Dam telling debate

Pub date July 20, 2006
SectionSF Blog

By Steven T. Jones
The debate over whether to tear down the O’Shaughnessy Dam in the Hetch Hetchy Valley — which a state report this week concluded is possible, but with a prohibitive price tag of up to $10 billion — is interesting for what it says about the power and perils of activist journalism, particularly when the big boys deign to practice it. Despite their current revisionist history, the San Francisco Chronicle pushed hard for the construction of this dam 100 years ago (waging a nasty smear campaign against John Muir and other conservationists in the process — read Gray Brechin’s great book Imperial San Francisco for the whole story). Then, as now, that paper and its downtown allies wanted growth at any cost. But today, it is another newspaper crusade that has propelled forward the riduculous notion of spending needed billions of dollars to undo a historical error. The Sacramento Bee and its associate editorial writer Tom Philip turned the idea of some environmentalists and studies by UC Davis in a full-blown offensive to tear down the dam, in the process winning a Pulitzer Prize and convincing Gov. Arnold Schwarzenegger to order the study that came out this week.

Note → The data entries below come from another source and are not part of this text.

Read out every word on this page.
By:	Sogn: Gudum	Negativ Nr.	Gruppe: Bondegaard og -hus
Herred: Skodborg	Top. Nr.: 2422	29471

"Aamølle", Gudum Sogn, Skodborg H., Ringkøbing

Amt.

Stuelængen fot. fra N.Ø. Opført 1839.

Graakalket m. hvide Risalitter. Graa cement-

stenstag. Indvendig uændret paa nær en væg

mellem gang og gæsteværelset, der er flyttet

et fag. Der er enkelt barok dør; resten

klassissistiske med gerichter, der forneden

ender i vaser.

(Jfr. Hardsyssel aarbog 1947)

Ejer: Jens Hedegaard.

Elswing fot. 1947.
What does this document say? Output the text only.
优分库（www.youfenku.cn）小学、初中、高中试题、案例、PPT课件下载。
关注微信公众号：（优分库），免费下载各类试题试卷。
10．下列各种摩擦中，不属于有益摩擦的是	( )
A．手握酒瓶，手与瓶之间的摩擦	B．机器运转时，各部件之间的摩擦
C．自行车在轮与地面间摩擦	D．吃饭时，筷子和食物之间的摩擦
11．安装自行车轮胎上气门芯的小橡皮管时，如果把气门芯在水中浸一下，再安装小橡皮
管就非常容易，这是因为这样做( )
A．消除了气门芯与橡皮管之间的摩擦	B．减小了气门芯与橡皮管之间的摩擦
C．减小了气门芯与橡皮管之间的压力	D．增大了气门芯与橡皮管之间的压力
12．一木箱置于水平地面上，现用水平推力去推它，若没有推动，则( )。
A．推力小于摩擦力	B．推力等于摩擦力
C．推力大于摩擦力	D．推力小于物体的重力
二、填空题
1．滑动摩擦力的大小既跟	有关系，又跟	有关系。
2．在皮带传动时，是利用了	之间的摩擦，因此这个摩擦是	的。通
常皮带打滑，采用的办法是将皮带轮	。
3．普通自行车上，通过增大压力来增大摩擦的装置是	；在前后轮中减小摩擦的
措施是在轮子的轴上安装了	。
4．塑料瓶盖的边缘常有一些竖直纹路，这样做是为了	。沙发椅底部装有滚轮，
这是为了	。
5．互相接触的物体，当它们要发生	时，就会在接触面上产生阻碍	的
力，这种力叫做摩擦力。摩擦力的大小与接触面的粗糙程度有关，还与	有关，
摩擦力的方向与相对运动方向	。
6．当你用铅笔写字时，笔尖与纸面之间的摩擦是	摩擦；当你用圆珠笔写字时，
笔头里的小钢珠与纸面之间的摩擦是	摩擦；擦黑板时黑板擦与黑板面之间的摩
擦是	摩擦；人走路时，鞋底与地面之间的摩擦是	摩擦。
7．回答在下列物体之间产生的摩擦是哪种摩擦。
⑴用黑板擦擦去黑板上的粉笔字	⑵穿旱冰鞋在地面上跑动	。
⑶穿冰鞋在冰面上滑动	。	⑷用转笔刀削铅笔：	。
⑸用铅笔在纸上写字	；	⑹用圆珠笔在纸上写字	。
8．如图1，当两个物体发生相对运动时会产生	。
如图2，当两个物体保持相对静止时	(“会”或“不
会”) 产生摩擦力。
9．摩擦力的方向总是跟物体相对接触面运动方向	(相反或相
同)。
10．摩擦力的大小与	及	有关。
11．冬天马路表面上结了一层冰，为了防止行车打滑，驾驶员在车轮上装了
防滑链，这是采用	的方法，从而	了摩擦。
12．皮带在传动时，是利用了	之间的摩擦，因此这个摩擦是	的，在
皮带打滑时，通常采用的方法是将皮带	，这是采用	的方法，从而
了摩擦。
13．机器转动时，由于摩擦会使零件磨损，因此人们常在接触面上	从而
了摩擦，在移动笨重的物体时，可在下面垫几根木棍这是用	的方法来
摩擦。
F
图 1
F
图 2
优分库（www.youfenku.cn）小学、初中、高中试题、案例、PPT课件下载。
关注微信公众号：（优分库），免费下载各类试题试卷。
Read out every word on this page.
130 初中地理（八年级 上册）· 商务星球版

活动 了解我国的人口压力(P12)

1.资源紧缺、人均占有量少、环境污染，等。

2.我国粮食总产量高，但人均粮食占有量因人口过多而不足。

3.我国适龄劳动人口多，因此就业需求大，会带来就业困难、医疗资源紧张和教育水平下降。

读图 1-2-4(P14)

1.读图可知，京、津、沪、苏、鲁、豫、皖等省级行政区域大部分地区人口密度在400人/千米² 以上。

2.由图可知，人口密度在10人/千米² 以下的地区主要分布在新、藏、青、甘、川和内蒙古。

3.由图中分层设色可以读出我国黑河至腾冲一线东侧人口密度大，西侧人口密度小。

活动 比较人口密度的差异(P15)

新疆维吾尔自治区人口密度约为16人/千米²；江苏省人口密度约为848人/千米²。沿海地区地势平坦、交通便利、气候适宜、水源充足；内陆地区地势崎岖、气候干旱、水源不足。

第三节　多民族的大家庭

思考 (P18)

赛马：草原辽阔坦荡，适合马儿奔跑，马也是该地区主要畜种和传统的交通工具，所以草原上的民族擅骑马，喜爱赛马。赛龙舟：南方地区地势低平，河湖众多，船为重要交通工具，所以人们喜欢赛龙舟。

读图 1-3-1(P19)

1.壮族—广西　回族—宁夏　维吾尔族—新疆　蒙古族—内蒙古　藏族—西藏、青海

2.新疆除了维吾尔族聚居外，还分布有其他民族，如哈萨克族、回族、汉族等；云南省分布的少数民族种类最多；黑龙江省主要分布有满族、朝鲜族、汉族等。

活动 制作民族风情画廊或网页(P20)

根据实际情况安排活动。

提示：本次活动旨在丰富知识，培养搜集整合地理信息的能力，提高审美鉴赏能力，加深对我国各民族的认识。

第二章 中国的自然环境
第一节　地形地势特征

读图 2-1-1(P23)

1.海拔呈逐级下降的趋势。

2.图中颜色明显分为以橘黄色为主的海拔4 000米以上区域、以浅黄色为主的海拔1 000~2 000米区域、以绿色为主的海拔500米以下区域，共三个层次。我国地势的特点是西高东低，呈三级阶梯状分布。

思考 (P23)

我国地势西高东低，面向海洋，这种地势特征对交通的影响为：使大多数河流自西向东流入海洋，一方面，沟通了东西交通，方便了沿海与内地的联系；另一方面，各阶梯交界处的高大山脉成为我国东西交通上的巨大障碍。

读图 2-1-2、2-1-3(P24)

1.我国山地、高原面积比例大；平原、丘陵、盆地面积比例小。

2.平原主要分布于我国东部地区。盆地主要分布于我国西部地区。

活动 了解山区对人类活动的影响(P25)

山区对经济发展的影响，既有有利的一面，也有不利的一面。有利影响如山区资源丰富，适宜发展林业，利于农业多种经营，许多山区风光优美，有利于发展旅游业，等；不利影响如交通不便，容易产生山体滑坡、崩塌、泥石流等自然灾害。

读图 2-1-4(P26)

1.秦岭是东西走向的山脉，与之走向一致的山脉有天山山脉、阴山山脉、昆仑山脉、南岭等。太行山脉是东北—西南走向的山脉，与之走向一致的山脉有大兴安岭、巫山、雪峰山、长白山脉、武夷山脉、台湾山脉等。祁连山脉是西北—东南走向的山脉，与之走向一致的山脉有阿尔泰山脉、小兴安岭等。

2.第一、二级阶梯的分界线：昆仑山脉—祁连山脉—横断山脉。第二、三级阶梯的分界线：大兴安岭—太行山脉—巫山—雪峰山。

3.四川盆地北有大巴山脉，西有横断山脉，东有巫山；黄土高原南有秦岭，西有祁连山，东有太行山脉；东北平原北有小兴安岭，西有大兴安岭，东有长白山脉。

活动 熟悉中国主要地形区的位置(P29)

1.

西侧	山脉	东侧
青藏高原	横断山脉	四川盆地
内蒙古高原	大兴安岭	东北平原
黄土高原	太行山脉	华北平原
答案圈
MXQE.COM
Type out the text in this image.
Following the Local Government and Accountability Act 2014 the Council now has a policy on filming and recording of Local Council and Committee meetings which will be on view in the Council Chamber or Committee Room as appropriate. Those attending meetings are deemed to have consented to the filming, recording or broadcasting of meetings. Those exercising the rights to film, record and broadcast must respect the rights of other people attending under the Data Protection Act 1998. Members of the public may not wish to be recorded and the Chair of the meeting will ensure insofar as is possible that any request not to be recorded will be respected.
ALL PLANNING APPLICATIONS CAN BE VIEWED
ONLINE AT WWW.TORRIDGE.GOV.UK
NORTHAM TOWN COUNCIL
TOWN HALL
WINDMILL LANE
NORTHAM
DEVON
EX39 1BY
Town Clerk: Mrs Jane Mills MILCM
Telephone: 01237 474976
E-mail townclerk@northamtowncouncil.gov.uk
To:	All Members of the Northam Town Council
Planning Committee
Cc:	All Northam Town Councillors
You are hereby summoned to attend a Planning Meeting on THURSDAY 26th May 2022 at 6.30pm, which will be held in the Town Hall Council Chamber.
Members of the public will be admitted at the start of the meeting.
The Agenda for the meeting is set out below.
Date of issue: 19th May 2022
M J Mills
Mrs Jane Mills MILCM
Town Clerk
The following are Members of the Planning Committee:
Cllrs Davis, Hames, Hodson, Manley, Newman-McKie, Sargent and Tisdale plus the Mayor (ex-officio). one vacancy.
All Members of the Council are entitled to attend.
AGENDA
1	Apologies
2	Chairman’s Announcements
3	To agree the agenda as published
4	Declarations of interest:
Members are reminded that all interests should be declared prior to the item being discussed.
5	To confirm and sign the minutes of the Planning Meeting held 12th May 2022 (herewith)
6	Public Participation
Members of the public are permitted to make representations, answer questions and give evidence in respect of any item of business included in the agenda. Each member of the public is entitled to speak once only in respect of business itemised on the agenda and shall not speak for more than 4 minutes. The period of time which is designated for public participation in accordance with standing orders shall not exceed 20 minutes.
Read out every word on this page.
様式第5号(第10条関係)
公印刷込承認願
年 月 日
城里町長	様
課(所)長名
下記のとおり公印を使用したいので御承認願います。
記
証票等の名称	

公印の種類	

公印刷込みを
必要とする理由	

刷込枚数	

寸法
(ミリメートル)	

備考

Now, just imagine if we could get the media mega-corporations to put this kind of effort into eliminating poverty, reducing American militarism and police state excesses, creating socialized medicine, or any of a long list of important social and economic justice concerns, rather than pursuing sentimental pipe dreams. Then we might start making real progress.
Instead, we’re left with the latest skirmish in the age-old Sacramento-San Francisco rivalry.